БИБЛИОГРАФИЧЕСКИЕ ЛИСТКИ

КНИГИ

Библиографический обзор новых выдающихся изданий. В апрельском номере вниманию читателя предлагаются: издание средневекового Абердинского бестиария XIII века в переводе с латыни и комментариями И. В. Кувшинской; сборник альтернативных историй советской фантастики «Мир без Стругацких»; книга стихов Александра Переверзина «Ежедневная пропасть»; последние два тома Собрания сочинений Генриха Сапгира (о первых двух томах рассказывалось в февральском номере «Нового мира» за 2024 год).



ПЕРИОДИКА

Андрей Василевский рассказывает о наиболее интересных и актуальных литературоведческих материалах. В номере – обзоры публикаций онлайн- и оффлайн-изданий: «Российская газета», «Год литературы», «Сибирские огни», «Вопросы литературы», «Знамя», «Литературная газета», «Коммерсантъ Weekend», «Формаслов», «Фома», «Москва», «Юность», «Алтай», «Неприкосновенный запас», «Горький», «Проблемы исторической поэтики», «Русская культура», «Дружба народов», «Литература двух Америк», «Москвич Mag».

Например:


Павел Басинский. Алексей Варламов поколебал мое предубеждение против современной романистики. Павел Басинский – о новом романе «Одсун. Роман без границ» Алексея Варламова. – «Российская газета» (Федеральный выпуск), 2024, № 30, 12 февраля.

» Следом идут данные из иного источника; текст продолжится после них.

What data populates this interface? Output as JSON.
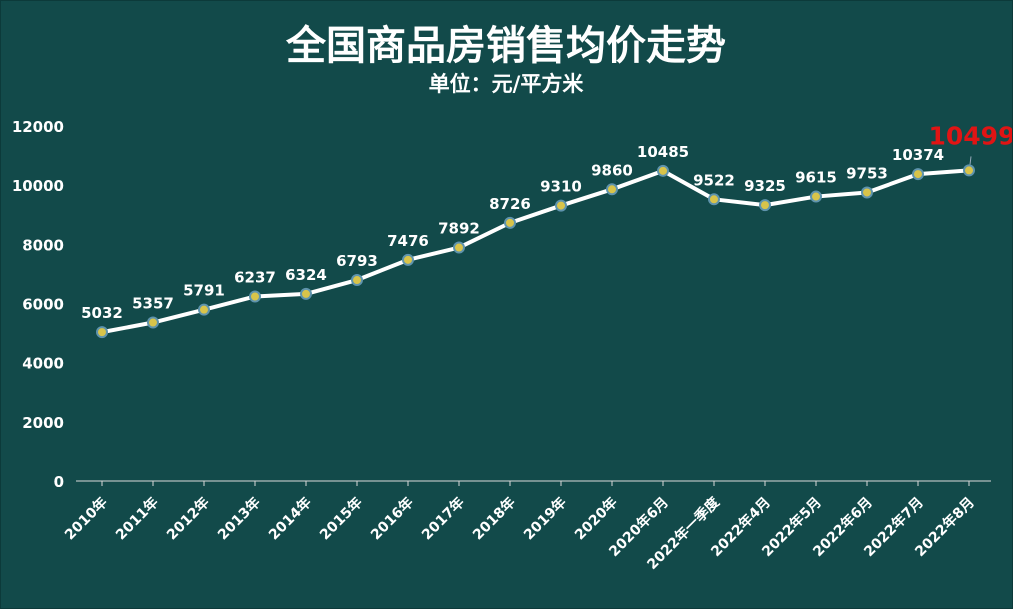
{
  "chart_data": {
    "type": "line",
    "title": "全国商品房销售均价走势",
    "subtitle": "单位：元/平方米",
    "categories": [
      "2010年",
      "2011年",
      "2012年",
      "2013年",
      "2014年",
      "2015年",
      "2016年",
      "2017年",
      "2018年",
      "2019年",
      "2020年",
      "2020年6月",
      "2022年一季度",
      "2022年4月",
      "2022年5月",
      "2022年6月",
      "2022年7月",
      "2022年8月"
    ],
    "values": [
      5032,
      5357,
      5791,
      6237,
      6324,
      6793,
      7476,
      7892,
      8726,
      9310,
      9860,
      10485,
      9522,
      9325,
      9615,
      9753,
      10374,
      10499
    ],
    "labels": [
      "5032",
      "5357",
      "5791",
      "6237",
      "6324",
      "6793",
      "7476",
      "7892",
      "8726",
      "9310",
      "9860",
      "10485",
      "9522",
      "9325",
      "9615",
      "9753",
      "10374",
      "10499"
    ],
    "highlight_index": 17,
    "ylim": [
      0,
      12000
    ],
    "yticks": [
      "0",
      "2000",
      "4000",
      "6000",
      "8000",
      "10000",
      "12000"
    ],
    "ytick_values": [
      0,
      2000,
      4000,
      6000,
      8000,
      10000,
      12000
    ],
    "xlabel": "",
    "ylabel": "",
    "grid": false,
    "colors": {
      "background": "#124a4a",
      "line": "#ffffff",
      "marker_fill": "#d8c44a",
      "marker_edge": "#5f94ad",
      "highlight_label": "#e01414",
      "text": "#ffffff"
    }
  }
}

«Роман трудный и к тому же, по Михаилу Бахтину, вечно “становящийся жанр”, потому что он, по его словам, “более глубоко, существенно, чутко и быстро отражает становление самой действительности”. Но действительность сегодня меняется такими темпами, с такой скоростью, которая не снилась Бахтину, покинувшему этот грешный мир в 1975 году, когда ситуация не только в СССР, но и во всем мире была относительно стабильной. Говоря о романе, Бахтин мыслил в категориях Нового (от Возрождения до ХХ века) и Новейшего (ХХ век) времени, но сегодня эти категории уже не работают. В Новом и Новейшем времени роман не только успевал за действительностью, но и предвосхищал и даже отчасти создавал ее. Особенно в XIX столетии, когда романные герои, вторгаясь в жизнь, становились реальными людьми, как было с героями Пушкина (Онегин), Тургенева (Базаров), Толстого (Анна Каренина), Достоевского (персонажи “Бесов”), Горького (“сверхчеловеки” его ранней прозы) и других классиков. Сегодня это невозможно. Ни один романный герой современной прозы не способен породить своих подражателей <...>».

«Тем интереснее попытка Алексея Варламова написать именно современный роман, хотя и с глубоким заходом в историю ХХ века».